Name the Synapse Link connection and select the number of cores. These cores will be used for the movement of data from the source to the target. I have selected batch mode which will replicate every 60 mins, the time duration is customizable between 20-60 mins as per your requirements.

Create Azure Synapse Analytics Link For SQL

For each table you set in the connection, you will have the option to specify:

  1. Table and Schema names: You can change the Table and schema names in your target dedicated SQL pool. There are no conditions for these to be the same as the source table and schema names.
  2. Distribution type: You can either use round robin, hash-distributed, or replicated tables distribution type.
  3. Structure type: Organize your table as either a heap, a clustered columnstore index, or a clustered index.

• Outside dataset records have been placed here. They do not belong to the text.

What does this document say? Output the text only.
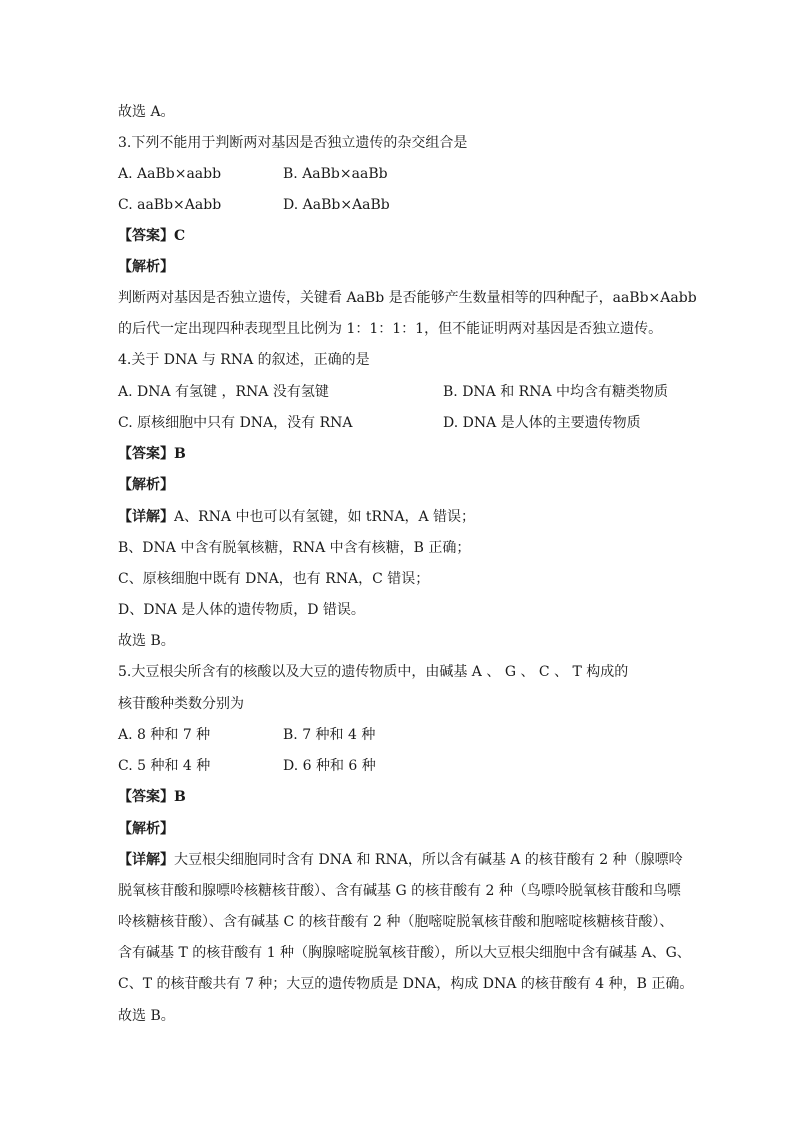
故选 A。
3.下列不能用于判断两对基因是否独立遗传的杂交组合是
A. AaBb×aabb	B. AaBb×aaBb
C. aaBb×Aabb	D. AaBb×AaBb
【答案】C
【解析】
判断两对基因是否独立遗传，关键看 AaBb 是否能够产生数量相等的四种配子，aaBb×Aabb
的后代一定出现四种表现型且比例为 1：1：1：1，但不能证明两对基因是否独立遗传。
4.关于 DNA 与 RNA 的叙述，正确的是
A. DNA 有氢键 ，RNA 没有氢键	B. DNA 和 RNA 中均含有糖类物质
C. 原核细胞中只有 DNA，没有 RNA	D. DNA 是人体的主要遗传物质
【答案】B
【解析】
【详解】A、RNA 中也可以有氢键，如 tRNA，A 错误；
B、DNA 中含有脱氧核糖，RNA 中含有核糖，B 正确；
C、原核细胞中既有 DNA，也有 RNA，C 错误；
D、DNA 是人体的遗传物质，D 错误。
故选 B。
5.大豆根尖所含有的核酸以及大豆的遗传物质中，由碱基 A 、 G 、 C 、 T 构成的
核苷酸种类数分别为
A. 8 种和 7 种	B. 7 种和 4 种
C. 5 种和 4 种	D. 6 种和 6 种
【答案】B
【解析】
【详解】大豆根尖细胞同时含有 DNA 和 RNA，所以含有碱基 A 的核苷酸有 2 种（腺嘌呤
脱氧核苷酸和腺嘌呤核糖核苷酸）、含有碱基 G 的核苷酸有 2 种（鸟嘌呤脱氧核苷酸和鸟嘌
呤核糖核苷酸）、含有碱基 C 的核苷酸有 2 种（胞嘧啶脱氧核苷酸和胞嘧啶核糖核苷酸）、
含有碱基 T 的核苷酸有 1 种（胸腺嘧啶脱氧核苷酸），所以大豆根尖细胞中含有碱基 A、G、
C、T 的核苷酸共有 7 种；大豆的遗传物质是 DNA，构成 DNA 的核苷酸有 4 种，B 正确。
故选 B。
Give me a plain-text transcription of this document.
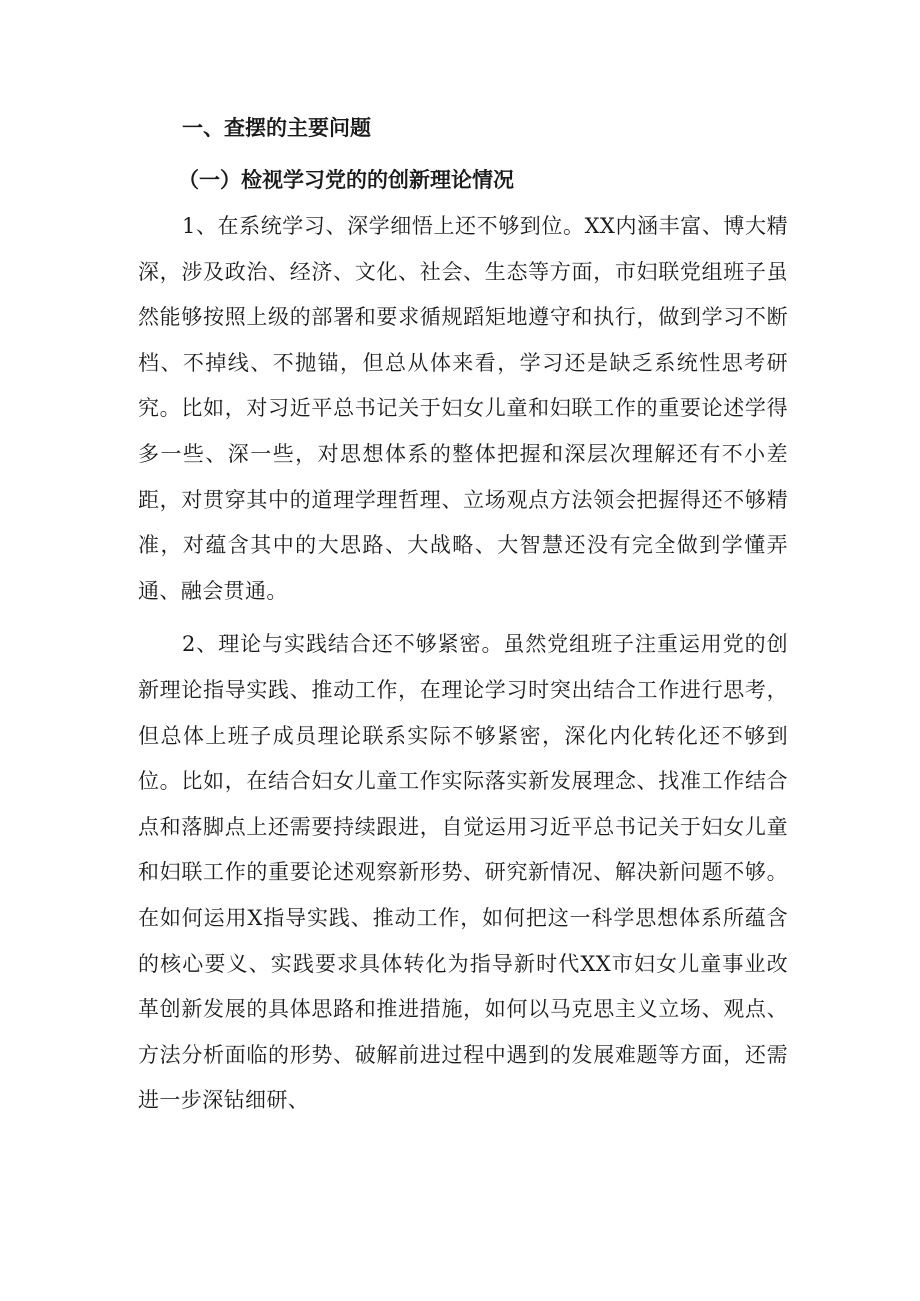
一、查摆的主要问题
（一）检视学习党的的创新理论情况

1、在系统学习、深学细悟上还不够到位。XX内涵丰富、博大精深，涉及政治、经济、文化、社会、生态等方面，市妇联党组班子虽然能够按照上级的部署和要求循规蹈矩地遵守和执行，做到学习不断档、不掉线、不抛锚，但总从体来看，学习还是缺乏系统性思考研究。比如，对习近平总书记关于妇女儿童和妇联工作的重要论述学得多一些、深一些，对思想体系的整体把握和深层次理解还有不小差距，对贯穿其中的道理学理哲理、立场观点方法领会把握得还不够精准，对蕴含其中的大思路、大战略、大智慧还没有完全做到学懂弄通、融会贯通。

2、理论与实践结合还不够紧密。虽然党组班子注重运用党的创新理论指导实践、推动工作，在理论学习时突出结合工作进行思考，但总体上班子成员理论联系实际不够紧密，深化内化转化还不够到位。比如，在结合妇女儿童工作实际落实新发展理念、找准工作结合点和落脚点上还需要持续跟进，自觉运用习近平总书记关于妇女儿童和妇联工作的重要论述观察新形势、研究新情况、解决新问题不够。在如何运用X指导实践、推动工作，如何把这一科学思想体系所蕴含的核心要义、实践要求具体转化为指导新时代XX市妇女儿童事业改革创新发展的具体思路和推进措施，如何以马克思主义立场、观点、方法分析面临的形势、破解前进过程中遇到的发展难题等方面，还需进一步深钻细研、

Select Publish all to save the new link connection to the service

Create Azure Synapse Analytics Link For SQL

Note:

  • Consider heap table for structure type when your data contains varchar(max), nvarchar(max), and varbinary(max).
  • Make sure the schema in your Synapse dedicated SQL pool has already been created before you start the link connection. Azure Synapse Link for SQL will create tables automatically under your schema in the Synapse dedicated SQL pool.
  • You can add/remove tables for replication after stopping the link and then restart again

I successfully started the link, and it has completed after few mins. As we usually see, it will take a few mins to start the pool for the first time and it is a normal behaviour.

After finished I can see the table has been created in the destination synapse SQL database which I have provided, and all the data rows has been replicated as well.

Create Azure Synapse Analytics Link For SQL

Let us insert a row in source and see if this is getting replicated as well.

Create Azure Synapse Analytics Link For SQL

We can see the fifth row that we have inserted is now available in the destination database.

Create Azure Synapse Analytics Link For SQL

Summary

This is a detailed step-by-step article on how to create SQL Link for Synapse analytics. We will see how to monitor it and the replication in the background in a future article.